One of the key issues is about the maintenance budget set by SMRT had not kept pace with the growing ridership. To cut a long story short, Ms Saw claimed a mid-life refresh had averted spending on maintenance. However, we learnt that those refresh were primarily about upgrading of air-conditioning and passenger cabins. These are good for passenger comfort, but don’t help to improve reliability and safety of the trains.
Ms Saw also claimed that productivity improvements helped keep maintenance cost low. I’m not sure I understand this. Ordinarily, I’d think about human productivity. Fewer people to do the work of more people. Yeah, of course, you reduce headcount, but there is the same amount of work to do, of course productivity increases, but do you get the same quality result?
Broadly speaking, productivity is simply about how much output you produce per unit of input. Whatever she means by productivity, it comes down to doing more with less. I don’t know if the same quality of work was produced, and I don’t think we’re ever going to get a simple answer about that. But quite clearly, SMRT has put in less input.
We also learnt about how some of the headcount lost due to natural attrition were not replaced. That means, basically, you reduced headcount. You don’t necessarily need to fire people or retrench people, you could also reduce headcount. That’s what many companies do to reduce manpower overheads.
The public inquiry has become like a drama. Each day unveils little snippets (or sometimes larger ones) of information about what goes on inside SMRT.
What SMRT has been doing is probably not different from most other private enterprises. Most businesses, if not all, ultimately wants to maximize profits. Maybe they could have lofty vision and mission statements about how they want to make the world a better place, or improve our lives, etc. But ultimately, isn’t it the case that they want to maximize profits?

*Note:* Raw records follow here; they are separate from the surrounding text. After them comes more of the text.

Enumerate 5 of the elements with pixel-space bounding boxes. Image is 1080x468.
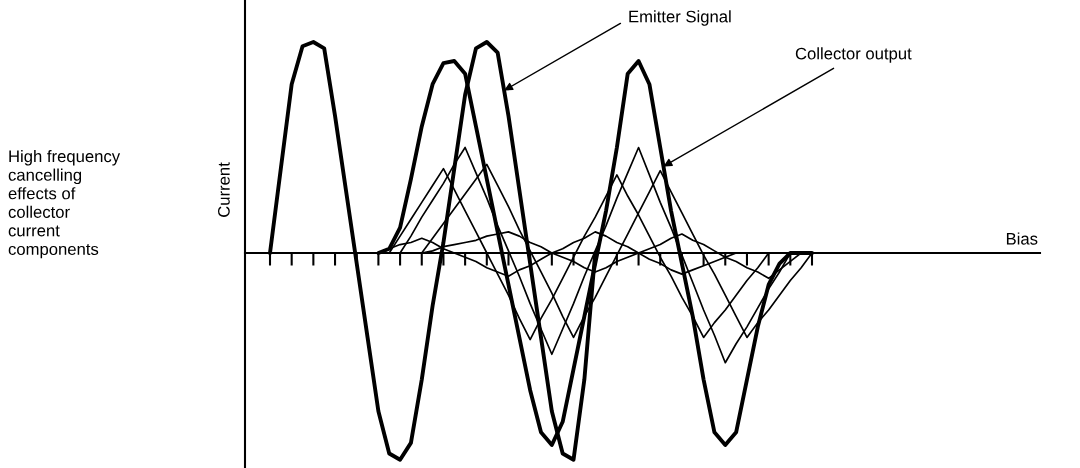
text: Emitter Signal xyxy=(629,10,731,26)
text: Bias xyxy=(1006,232,1038,245)
text: High frequency cancelling effects of collector current components xyxy=(8,150,121,259)
text: Collector output xyxy=(795,47,912,63)
y-axis-title: Current xyxy=(217,162,230,217)
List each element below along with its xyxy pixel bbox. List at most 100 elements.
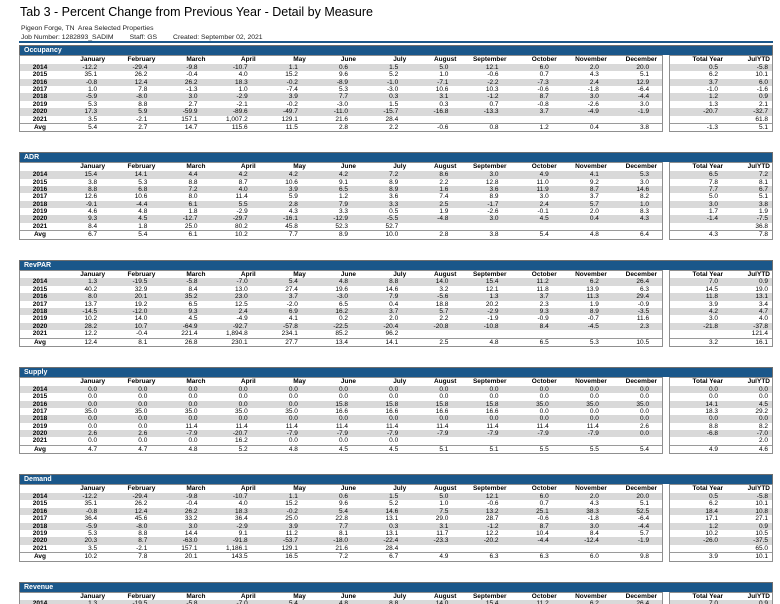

The trouble is that our government has made train services a basic and critical transport infrastructure. You can’t run such infrastructure services like a typical private enterprise.
I was just about to compare with other basic infrastructure like water and electricity. Then I remembered, electricity providers are, technically, also privatised. But perhaps it’s different here because for consumers, the electricity tariff is fixed formula that depends on prevailing oil prices (and the irony is that our electricity is generated from natural gas, not oil). Big consumers of electricity have the flexibility to call for tender and benefit from healthy competition between the providers. So it’s different. Sure, electricity providers still want to maximize profits, but they do so by lowering their cost, and the quality of their output is easily measurable.
Having said that, I hope tomorrow we don’t wake up to a first blackout in many years, and the start to a new era where we’re told blackouts are “unavoidable” and we just need an incident management plan to deal with it.
I don’t think our “train disruption rate” has improved since December 2011. Despite everything that has been said and done, many of us are going to assume train service disruptions are very much a part of life. I seldom take the MRT, but a week or two ago, when I had an early meeting appointment in town, and had the option to take either a train/bus combo or just buses only, I actually factored in a variable delay component into the train segment of the journey, exactly like how I would do for buses.
Gone are the times when we could be quite confident that if we got to the train station at time X, we would be at our destination train station at time Y, give or take 5 minutes.